On Friday the Cabinet of Prime Minister Yoshihide Suga approved deployment of the ships and possible installment of interceptor missiles capable of countering various aerial threats, including cruise missiles.
Japan has been concerned about the balance of power in the Indo-Pacific region amid a U.S.-China row, seeing Beijing as seeking to change the status quo strategically in the East and South China seas through force and coercion with its increasing military capability. It has been also threatened by North Korea's missile development.
With Japan deploying additional ships with the capability to counter airborne threats, "It can be expected to have a certain effect in raising the psychological hurdle for China and North Korea to launch missile attacks," said Tetsuo Kotani, an expert of international security at Meikai University.
But he also said such deployment will allow China and Russia to "justify further military expansion, as they will likely criticize Japan by saying it will undermine the strategic stability," he said in an email interview.
With the deployment, Japan will increase the number of Aegis ships in the Maritime Self-Defense Force to 10, the second-largest in the world after the U.S. Navy, which has dozens of vessels equipped with the Aegis system.
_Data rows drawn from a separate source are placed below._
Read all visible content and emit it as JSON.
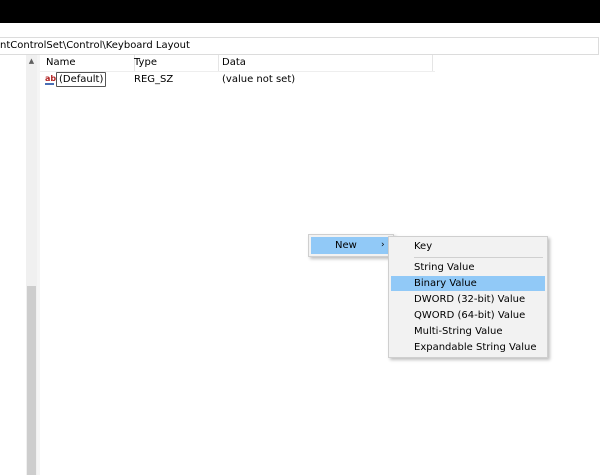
{
  "address": {
    "path": "ntControlSet\\Control\\Keyboard Layout"
  },
  "columns": {
    "name": "Name",
    "type": "Type",
    "data": "Data"
  },
  "values": [
    {
      "icon": "string-value-icon",
      "icon_text": "ab",
      "name": "(Default)",
      "type": "REG_SZ",
      "data": "(value not set)"
    }
  ],
  "context_menu": {
    "new_label": "New",
    "arrow": "›",
    "submenu": {
      "key": "Key",
      "string_value": "String Value",
      "binary_value": "Binary Value",
      "dword_value": "DWORD (32-bit) Value",
      "qword_value": "QWORD (64-bit) Value",
      "multi_string_value": "Multi-String Value",
      "expandable_string_value": "Expandable String Value",
      "highlighted": "Binary Value"
    }
  },
  "colors": {
    "highlight": "#91c9f7",
    "titlebar": "#000000"
  },
  "scrollbar": {
    "arrow": "▲"
  }
}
But the Defense Ministry said it has yet to decide where the ships will operate and whether to add more functions to counter enemy vessels and submarines as self-protection measures.
Japan scrapped in June a plan to deploy the land-based Aegis Ashore system in two locations due to technical problems, swelling costs and local opposition.
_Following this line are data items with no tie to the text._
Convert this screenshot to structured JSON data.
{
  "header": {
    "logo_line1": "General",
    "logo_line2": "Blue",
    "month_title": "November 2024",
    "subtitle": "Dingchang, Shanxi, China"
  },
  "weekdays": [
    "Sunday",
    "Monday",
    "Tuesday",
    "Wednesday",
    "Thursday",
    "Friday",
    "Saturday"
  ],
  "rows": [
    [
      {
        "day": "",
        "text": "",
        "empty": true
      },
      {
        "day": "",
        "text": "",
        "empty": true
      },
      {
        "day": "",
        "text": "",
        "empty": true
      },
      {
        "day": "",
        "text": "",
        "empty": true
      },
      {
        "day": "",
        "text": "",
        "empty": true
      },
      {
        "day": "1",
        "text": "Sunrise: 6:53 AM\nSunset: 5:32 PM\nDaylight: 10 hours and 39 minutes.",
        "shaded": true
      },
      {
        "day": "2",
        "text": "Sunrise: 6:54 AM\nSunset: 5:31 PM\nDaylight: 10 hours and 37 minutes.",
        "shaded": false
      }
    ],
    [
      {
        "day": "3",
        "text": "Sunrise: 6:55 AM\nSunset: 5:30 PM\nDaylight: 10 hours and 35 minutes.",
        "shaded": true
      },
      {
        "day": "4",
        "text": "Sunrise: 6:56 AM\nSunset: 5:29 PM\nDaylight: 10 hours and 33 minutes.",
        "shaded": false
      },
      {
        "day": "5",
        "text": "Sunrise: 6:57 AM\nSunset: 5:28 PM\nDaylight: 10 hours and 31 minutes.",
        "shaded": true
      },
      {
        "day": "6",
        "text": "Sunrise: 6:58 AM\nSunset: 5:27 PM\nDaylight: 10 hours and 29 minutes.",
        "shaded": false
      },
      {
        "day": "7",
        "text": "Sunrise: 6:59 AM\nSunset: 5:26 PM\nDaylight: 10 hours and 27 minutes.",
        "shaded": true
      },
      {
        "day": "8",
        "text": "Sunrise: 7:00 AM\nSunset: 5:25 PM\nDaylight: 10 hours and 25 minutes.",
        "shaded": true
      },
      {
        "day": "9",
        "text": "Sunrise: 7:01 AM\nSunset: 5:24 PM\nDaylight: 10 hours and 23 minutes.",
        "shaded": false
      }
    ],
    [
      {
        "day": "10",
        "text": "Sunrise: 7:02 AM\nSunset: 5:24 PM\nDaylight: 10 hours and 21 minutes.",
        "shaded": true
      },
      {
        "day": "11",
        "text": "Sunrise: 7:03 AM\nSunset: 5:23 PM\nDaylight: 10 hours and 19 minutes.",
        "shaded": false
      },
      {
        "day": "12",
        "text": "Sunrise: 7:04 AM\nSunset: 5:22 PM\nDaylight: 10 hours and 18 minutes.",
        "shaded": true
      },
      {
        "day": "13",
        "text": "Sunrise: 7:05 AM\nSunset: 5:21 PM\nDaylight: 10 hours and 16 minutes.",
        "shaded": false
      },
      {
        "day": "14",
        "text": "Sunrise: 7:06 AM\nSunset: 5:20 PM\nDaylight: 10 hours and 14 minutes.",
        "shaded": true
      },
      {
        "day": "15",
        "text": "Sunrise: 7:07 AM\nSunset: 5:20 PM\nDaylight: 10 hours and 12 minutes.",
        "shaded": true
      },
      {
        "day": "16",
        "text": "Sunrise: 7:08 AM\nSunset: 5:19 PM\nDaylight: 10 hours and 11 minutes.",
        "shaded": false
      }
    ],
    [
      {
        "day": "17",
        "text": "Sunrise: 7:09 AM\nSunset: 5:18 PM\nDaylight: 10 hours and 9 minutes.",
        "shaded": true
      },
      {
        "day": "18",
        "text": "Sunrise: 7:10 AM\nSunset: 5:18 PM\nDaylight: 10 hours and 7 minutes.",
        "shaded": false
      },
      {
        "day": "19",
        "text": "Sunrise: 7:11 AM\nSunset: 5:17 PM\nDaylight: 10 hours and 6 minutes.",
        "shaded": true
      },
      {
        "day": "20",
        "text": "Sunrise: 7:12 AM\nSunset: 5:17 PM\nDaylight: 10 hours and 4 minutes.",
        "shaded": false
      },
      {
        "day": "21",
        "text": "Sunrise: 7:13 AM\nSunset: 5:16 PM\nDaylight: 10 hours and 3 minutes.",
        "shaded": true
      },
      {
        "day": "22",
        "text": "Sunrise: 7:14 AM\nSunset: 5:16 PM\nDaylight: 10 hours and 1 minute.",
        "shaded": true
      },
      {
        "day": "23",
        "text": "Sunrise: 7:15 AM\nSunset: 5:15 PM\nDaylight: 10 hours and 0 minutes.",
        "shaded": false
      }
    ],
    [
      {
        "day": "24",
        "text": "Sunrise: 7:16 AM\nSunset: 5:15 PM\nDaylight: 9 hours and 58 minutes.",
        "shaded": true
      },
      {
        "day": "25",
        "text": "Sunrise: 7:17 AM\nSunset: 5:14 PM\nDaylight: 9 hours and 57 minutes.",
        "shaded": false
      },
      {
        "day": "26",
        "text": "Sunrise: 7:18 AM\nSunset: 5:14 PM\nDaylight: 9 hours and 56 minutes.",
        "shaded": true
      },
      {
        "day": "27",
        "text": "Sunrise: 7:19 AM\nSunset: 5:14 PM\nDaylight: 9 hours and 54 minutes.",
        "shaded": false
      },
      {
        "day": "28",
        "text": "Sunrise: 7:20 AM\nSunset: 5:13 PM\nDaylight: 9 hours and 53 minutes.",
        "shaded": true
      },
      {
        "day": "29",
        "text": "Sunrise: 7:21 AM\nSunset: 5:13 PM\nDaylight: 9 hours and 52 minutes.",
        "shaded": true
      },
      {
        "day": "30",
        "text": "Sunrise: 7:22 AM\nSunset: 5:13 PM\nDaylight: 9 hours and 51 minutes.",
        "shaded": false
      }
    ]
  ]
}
The government originally sought to use the system to counter missile threats from North Korea and defend remote islands in southwestern Japan in light of China's rising maritime assertiveness.
Corey Wallace, an expert on security in East Asia at Kanagawa University, said that whether on the ground or at sea Japan's move to enhance its defense capability using the Aegis system could lead to an escalation in armaments by China and North Korea.
Meanwhile, there are rising concerns that conventional missile defense systems would be ineffective as countries including China and Russia have been developing weapons that travel faster than Mach 5, or so-called hypersonic glide vehicles.
Such weapons employ technologies that enable weapons to glide faster and lower than usual ballistic missiles, making it even harder to intercept them.
"As for hypersonic glide missiles, it is difficult to intercept them with the current Aegis system. But it is possible to enhance the capability to intercept them by combining the system with PAC-3s and Terminal High Altitude Area Defense," Kotani said, referring to Patriot Advanced Capability-3 missile interceptors.
The THAAD system, deployed in South Korea and the United States, can intercept missiles at altitudes higher than PAC-3s but lower than the Aegis system.
"Japan and the United States will be able to deal with such high-speed weapons in the future as they plan to develop enhanced satellite surveillance capabilities, as well as new interceptors and directed-energy weapons like lasers capable of eliminating maneuverable warheads," Kotani said.
If a ballistic missile is launched against Japan, the heat source will first be detected by the U.S. military's early-warning satellites.
The Self-Defense Forces will use radars to track the missile from the ground or sea to predict where it will fall, and then direct Aegis destroyers and PAC-3 interceptors to shoot it down.
Ballistic missiles flying in a parabolic trajectory are easier to track and intercept than gliding weapons.
Having the two new Aegis ships will enable the MSDF to deploy more flexibly. But it is also expected to increase their burden and costs.
Before being scrapped, the Aegis Ashore plan had been hoped to help reduce the workload for the MSDF, which has been on the alert 24 hours a day against possible missiles from North Korea.
"The MSDF already has a manpower shortage. Aegis Ashore would have essentially allowed the MSDF to redeploy Aegis-equipped vessels or allow a slightly more relaxed tempo of operations," Wallace said.
But he also said that introducing the new ships "will likely free up the U.S. Navy," which is on duty to counter ballistic missiles, and could let it focus on the maritime assertiveness of China southwest of Japan.